I want to do the same with my regiment today. I mean, since I have a snow day I might as well use it. I want to do all of my exercises, including The Middle Pillar. I want to give them my focus, my time. The purpose to these exercises is to get yourself centered and cleared. This should not be a rushed process. Also, the power in them comes from one’s ability to visualize and connect with the very energies one is drawing on.

This morning I began to think that perhaps the Daily Devotions somehow alter one’s perception of time. I have noticed two things over the course of the past week. First, within 30 minutes of the actual time, give or take, I suddenly become aware of the Devotions. The thought wisps through my mind and my head pops to attention. It is always within 30 minutes in either direction of the hour. Usually within 15. I remember this happening before when I was practicing daily. It’s actually something that has never gone away. I’ve had it ever since. But, in the past several years, the sense wasn’t as strong or as regular.

The other thing that I noticed before, and is happening again, is that time seems to slow down. The day does not whoosh by in a frenzy of activity. I am constantly looking at the clock and thinking, “wow, it’s only such and such o’ clock.” I am finding that I get much done and accomplished but still have so many idle minutes left over.

Perhaps I am just being more productive as a whole. The daily regiment thing has been working out for me. I have been keeping and following all of my lists. And, I have a lot of them right now.

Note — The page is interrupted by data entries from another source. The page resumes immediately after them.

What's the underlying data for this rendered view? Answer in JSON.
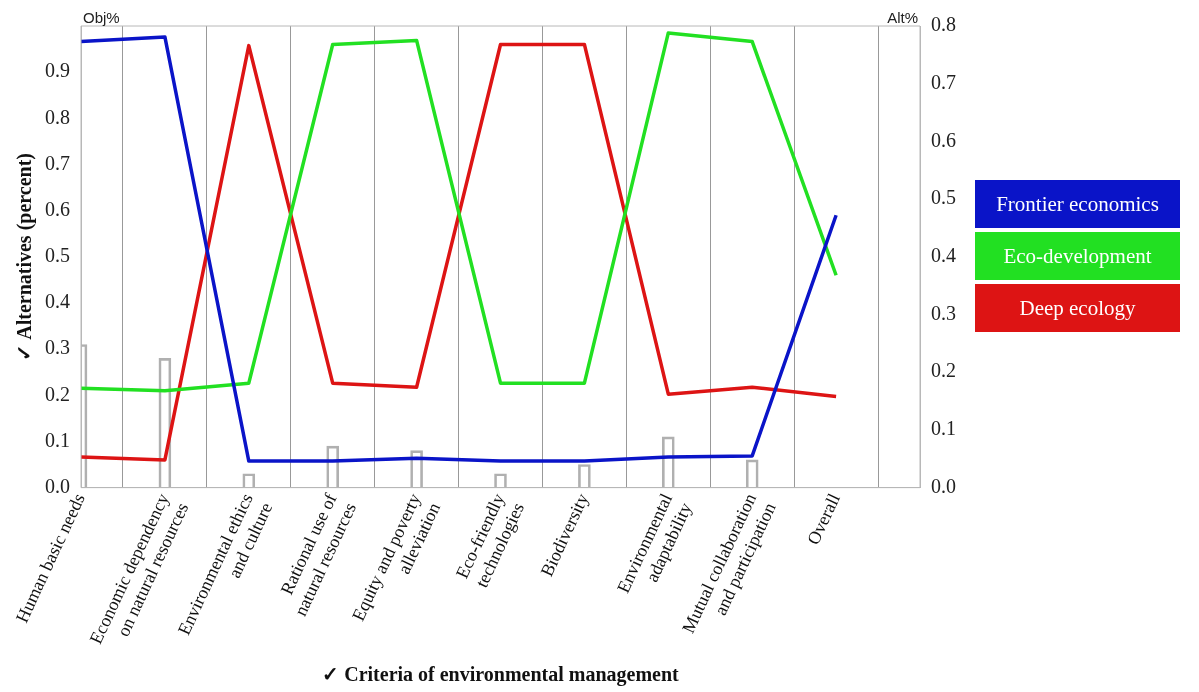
{
  "chart_data": {
    "type": "line",
    "categories": [
      "Human basic needs",
      "Economic dependency on natural resources",
      "Environmental ethics and culture",
      "Rational use of natural resources",
      "Equity and poverty alleviation",
      "Eco-friendly technologies",
      "Biodiversity",
      "Environmental adaptability",
      "Mutual collaboration and participation",
      "Overall"
    ],
    "xlabel": "✓ Criteria of environmental management",
    "ylabel": "✓ Alternatives (percent)",
    "y2label": "Alt%",
    "annotations": [
      "Obj%"
    ],
    "ylim": [
      0,
      1
    ],
    "yticks": [
      {
        "value": 0,
        "label": "0.0"
      },
      0.1,
      0.2,
      0.3,
      0.4,
      0.5,
      0.6,
      0.7,
      0.8,
      0.9
    ],
    "y2lim": [
      0,
      0.8
    ],
    "y2ticks": [
      {
        "value": 0,
        "label": "0.0"
      },
      0.1,
      0.2,
      0.3,
      0.4,
      0.5,
      0.6,
      0.7,
      0.8
    ],
    "grid": "x",
    "legend": "right",
    "marker": "none",
    "line_style": "solid",
    "series": [
      {
        "type": "bar",
        "axis": "y",
        "color": "#b0b0b0",
        "values": [
          0.31,
          0.28,
          0.03,
          0.09,
          0.08,
          0.03,
          0.05,
          0.11,
          0.06,
          null
        ]
      },
      {
        "name": "Frontier economics",
        "axis": "y2",
        "color": "#0a14c8",
        "values": [
          0.773,
          0.781,
          0.046,
          0.046,
          0.051,
          0.046,
          0.046,
          0.053,
          0.055,
          0.472
        ]
      },
      {
        "name": "Eco-development",
        "axis": "y2",
        "color": "#22e022",
        "values": [
          0.172,
          0.168,
          0.181,
          0.768,
          0.775,
          0.181,
          0.181,
          0.788,
          0.773,
          0.368
        ]
      },
      {
        "name": "Deep ecology",
        "axis": "y2",
        "color": "#dd1414",
        "values": [
          0.053,
          0.048,
          0.766,
          0.181,
          0.174,
          0.768,
          0.768,
          0.162,
          0.174,
          0.158
        ]
      }
    ]
  }
}
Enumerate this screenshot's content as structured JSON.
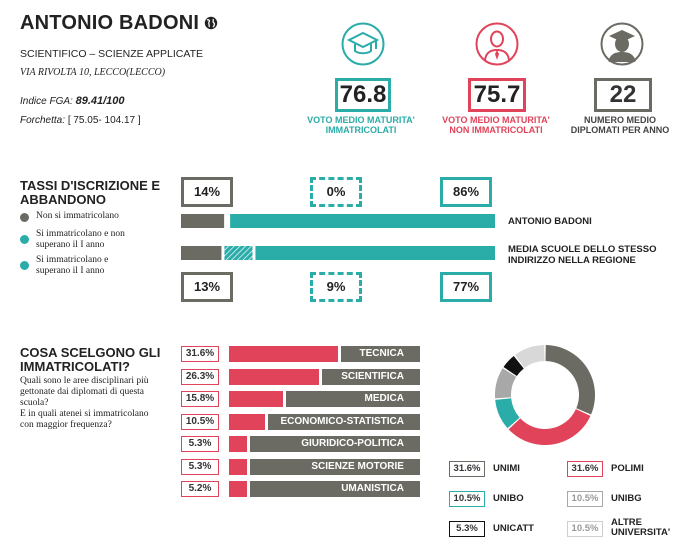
{
  "header": {
    "school_name": "ANTONIO BADONI",
    "school_type": "SCIENTIFICO – SCIENZE APPLICATE",
    "address": "VIA RIVOLTA 10, LECCO(LECCO)",
    "fga_label": "Indice FGA:",
    "fga_value": "89.41/100",
    "range_label": "Forchetta:",
    "range_value": "[ 75.05- 104.17 ]"
  },
  "stats": [
    {
      "value": "76.8",
      "label_1": "VOTO MEDIO MATURITA'",
      "label_2": "IMMATRICOLATI",
      "color": "#2aaca8",
      "icon": "graduation-cap-icon"
    },
    {
      "value": "75.7",
      "label_1": "VOTO MEDIO MATURITA'",
      "label_2": "NON IMMATRICOLATI",
      "color": "#e0435a",
      "icon": "person-tie-icon"
    },
    {
      "value": "22",
      "label_1": "NUMERO MEDIO",
      "label_2": "DIPLOMATI PER ANNO",
      "color": "#6b6b63",
      "icon": "graduate-person-icon"
    }
  ],
  "enrollment": {
    "title_1": "TASSI D'ISCRIZIONE E",
    "title_2": "ABBANDONO",
    "legend": [
      {
        "label_1": "Non si immatricolano",
        "label_2": "",
        "color": "#6b6b63"
      },
      {
        "label_1": "Si immatricolano e non",
        "label_2": "superano il I anno",
        "color": "#2aaca8"
      },
      {
        "label_1": "Si immatricolano e",
        "label_2": "superano il I anno",
        "color": "#2aaca8"
      }
    ],
    "school": {
      "label": "ANTONIO BADONI",
      "not_enrolled": "14%",
      "dropped": "0%",
      "passed": "86%",
      "values": [
        14,
        0,
        86
      ]
    },
    "region": {
      "label_1": "MEDIA SCUOLE DELLO STESSO",
      "label_2": "INDIRIZZO NELLA REGIONE",
      "not_enrolled": "13%",
      "dropped": "9%",
      "passed": "77%",
      "values": [
        13,
        9,
        77
      ]
    }
  },
  "disciplines": {
    "title_1": "COSA SCELGONO GLI",
    "title_2": "IMMATRICOLATI?",
    "desc_1": "Quali sono le aree disciplinari più",
    "desc_2": "gettonate dai diplomati di questa",
    "desc_3": "scuola?",
    "desc_4": "E in quali atenei si immatricolano",
    "desc_5": "con maggior frequenza?",
    "items": [
      {
        "pct": "31.6%",
        "name": "TECNICA",
        "value": 31.6
      },
      {
        "pct": "26.3%",
        "name": "SCIENTIFICA",
        "value": 26.3
      },
      {
        "pct": "15.8%",
        "name": "MEDICA",
        "value": 15.8
      },
      {
        "pct": "10.5%",
        "name": "ECONOMICO-STATISTICA",
        "value": 10.5
      },
      {
        "pct": "5.3%",
        "name": "GIURIDICO-POLITICA",
        "value": 5.3
      },
      {
        "pct": "5.3%",
        "name": "SCIENZE MOTORIE",
        "value": 5.3
      },
      {
        "pct": "5.2%",
        "name": "UMANISTICA",
        "value": 5.2
      }
    ]
  },
  "universities": {
    "items": [
      {
        "pct": "31.6%",
        "name_1": "UNIMI",
        "name_2": "",
        "value": 31.6,
        "color": "#6b6b63"
      },
      {
        "pct": "31.6%",
        "name_1": "POLIMI",
        "name_2": "",
        "value": 31.6,
        "color": "#e0435a"
      },
      {
        "pct": "10.5%",
        "name_1": "UNIBO",
        "name_2": "",
        "value": 10.5,
        "color": "#2aaca8"
      },
      {
        "pct": "10.5%",
        "name_1": "UNIBG",
        "name_2": "",
        "value": 10.5,
        "color": "#a8a8a8"
      },
      {
        "pct": "5.3%",
        "name_1": "UNICATT",
        "name_2": "",
        "value": 5.3,
        "color": "#111111"
      },
      {
        "pct": "10.5%",
        "name_1": "ALTRE",
        "name_2": "UNIVERSITA'",
        "value": 10.5,
        "color": "#d8d8d8"
      }
    ]
  },
  "colors": {
    "gray": "#6b6b63",
    "teal": "#2aaca8",
    "red": "#e0435a"
  }
}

It’s all still kind of baby steps right now. It’s kind of like I was stripped down completely and now bit by bit, each day, every week, a little bit more of me and my life is being put back into place.

I am finding that the quiet times are reminding me why this path scared me in the first place. Everything really does change. in particularly, perception. That is the one I think we all have trouble with. Once we begin to perceive differently there is no turning back. We can either accept this new heightened sense of awareness and all that it brings with it or we can shut it out, ignore it, until we have ourselves almost convinced that it doesn’t exist.

With all of that said, I think it is time for a reading and then on to my day.

Using the Celtic Tarot yet again. I’m liking this. \

10 of Cups ( R)I’m not quite there. I’m just not quite coming round the bend on this. Whatever is going on right now, I am missing something – falling short somewhere. This is not necessarily a “reprimand” kind of scenario just something to be aware of. I’m not quite doing something yet. Maybe I am not listening close enough. Perhaps I have not quite completely cleared out the past. It’s not that there is no flow whatsoever. It is more like there is a damn blocking it.

8 of WandsInteresting observation about this card. In this deck it is drawn in such a way that one can not tell if it is proper or reversed. This brings a certain degree of power to this card for that is the nature of the Universe. We can never really be certain of what is happening, if it is positive for us or negative, for these energies are co-joined. Each carries just a taste of the other with it. Ever pro has its cons and every con opens the opportunity for a pro. This is why we must, “Take the Good with the Bad.” They go hand-in-hand. A new job may require you to move, leave your life and start over. You may have to sacrifice everything you love and know yourself to be. It is the Bad within the Good. But we must also accept that the Bad brings with it Good. A family member passes away. Perhaps they were sick for a long time and their suffering has ended. Perhaps, in the timing of it all, it brings great change for your own life. It is not the energy, nor the power, nor the source. It is all in how you wield it.  That is what is important. The Yin and the Yang of Life will always be present in everything.